No entanto, para o autor do projeto, o problema maior está nas escolas públicas. “As classes média e alta acompanham os filhos porque pagam e cobram um ensino de qualidade. Nas camadas mais pobres isso não ocorre”, destacou Buarque, que acrescenta uma proposta ainda mais polêmica. “Uma ideia que se considera é cobrar mensalidades simbólicas (de R$ 5) nas escola públicas. Isso da poder aos pais, que passam a dar valor e se sentem no direito de ir mais à escola. Mas muitos acham que o que é pago não é público e seria um grande descontentamento”, completou.

Alerta. O senador acredita que a lei vá despertar os pais para o assunto, nem que seja pelas sanções. Especialistas porém acreditam que seria mais uma lei não cumprida.

“Não sei se é por lei que vamos resolver isso. Eu vejo que existe historicamente uma relação tensa entre família e escola, uma falta de compreensão mais clara sobre a posição de um ou de outro, mas não podemos generalizar. Onde isso é ruim, a lei pode até piorar, porque vai virar uma obrigação e o diálogo não passa por aí”, destacou o professor Juarez Dayrell, da Faculdade de Educação da UFMG.

Estudo
Desempenho
. Na semana passada, estudo da Unesco indicou que no Brasil o desempenho dos estudantes melhora quando os pais acompanham a vida escolar, apoiam os filhos e chamam a atenção deles.

A proposta
Entenda.
O PLS 189/12 obriga diretores a emitirem certificado de presença dos pais na escola a cada dois meses. A escolha pela frequência, segundo Buarque, “se deu aleatoriamente, porque uma por mês seria muito”.

Tramitação. Após passar pelo Senado, o projeto vai para a Câmara. Apesar de agora começar a andar, a proposta foi criada em 2006.

Para muitos familiares, dever de educar é dos colégios

A artesã e professora particular Diva Vieira Sodré, 52, é paga para ajudar no dever de casa dos filhos de pais que não teriam tempo para essa tarefa. Segundo ela, há casos em que a família acha que a escola tem o dever de educar as crianças porque os pais não têm tempo. A artesã e especialistas avaliam que esse quadro de ‘abandono’ da vida escolar se acentua quando os alunos deixam o ensino infantil.

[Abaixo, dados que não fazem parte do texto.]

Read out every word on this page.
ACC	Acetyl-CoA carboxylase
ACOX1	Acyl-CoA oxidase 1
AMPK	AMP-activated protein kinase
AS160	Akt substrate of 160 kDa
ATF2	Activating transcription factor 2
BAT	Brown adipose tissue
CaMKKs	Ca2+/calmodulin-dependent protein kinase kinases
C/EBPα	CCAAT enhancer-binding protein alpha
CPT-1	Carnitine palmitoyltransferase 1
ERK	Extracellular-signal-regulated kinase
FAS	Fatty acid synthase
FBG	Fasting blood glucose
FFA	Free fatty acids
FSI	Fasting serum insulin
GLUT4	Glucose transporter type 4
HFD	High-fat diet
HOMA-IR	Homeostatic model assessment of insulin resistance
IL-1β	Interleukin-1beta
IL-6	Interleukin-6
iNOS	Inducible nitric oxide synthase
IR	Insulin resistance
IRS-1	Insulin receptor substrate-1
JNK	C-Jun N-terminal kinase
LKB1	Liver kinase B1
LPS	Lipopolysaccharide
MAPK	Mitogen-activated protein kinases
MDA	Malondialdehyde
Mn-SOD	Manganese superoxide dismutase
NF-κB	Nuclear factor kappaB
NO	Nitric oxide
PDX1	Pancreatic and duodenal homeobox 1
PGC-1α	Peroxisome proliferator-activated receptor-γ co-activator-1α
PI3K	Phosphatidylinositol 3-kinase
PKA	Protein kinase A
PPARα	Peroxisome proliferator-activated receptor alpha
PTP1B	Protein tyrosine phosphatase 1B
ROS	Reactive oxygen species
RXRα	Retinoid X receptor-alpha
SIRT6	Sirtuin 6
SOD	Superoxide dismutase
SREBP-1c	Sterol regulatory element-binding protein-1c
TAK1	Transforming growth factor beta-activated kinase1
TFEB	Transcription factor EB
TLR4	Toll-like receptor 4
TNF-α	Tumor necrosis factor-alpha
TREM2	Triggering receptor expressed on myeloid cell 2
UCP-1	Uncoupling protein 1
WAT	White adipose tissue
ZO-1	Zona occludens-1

“Quando eu participo das reuniões da escola da minha filha, vejo que muitas vezes poderia ter cem pais, mas só 20 aparecem, e são sempre aqueles de crianças que não dão problema”, descreveu a artesã, que acompanha de perto a vida escolar das filhas há 27 anos, idade da mais velha.

A caçula de Diva Sodré tem 14 anos e estuda em escola municipal, sempre com a presença da mãe nas atividades.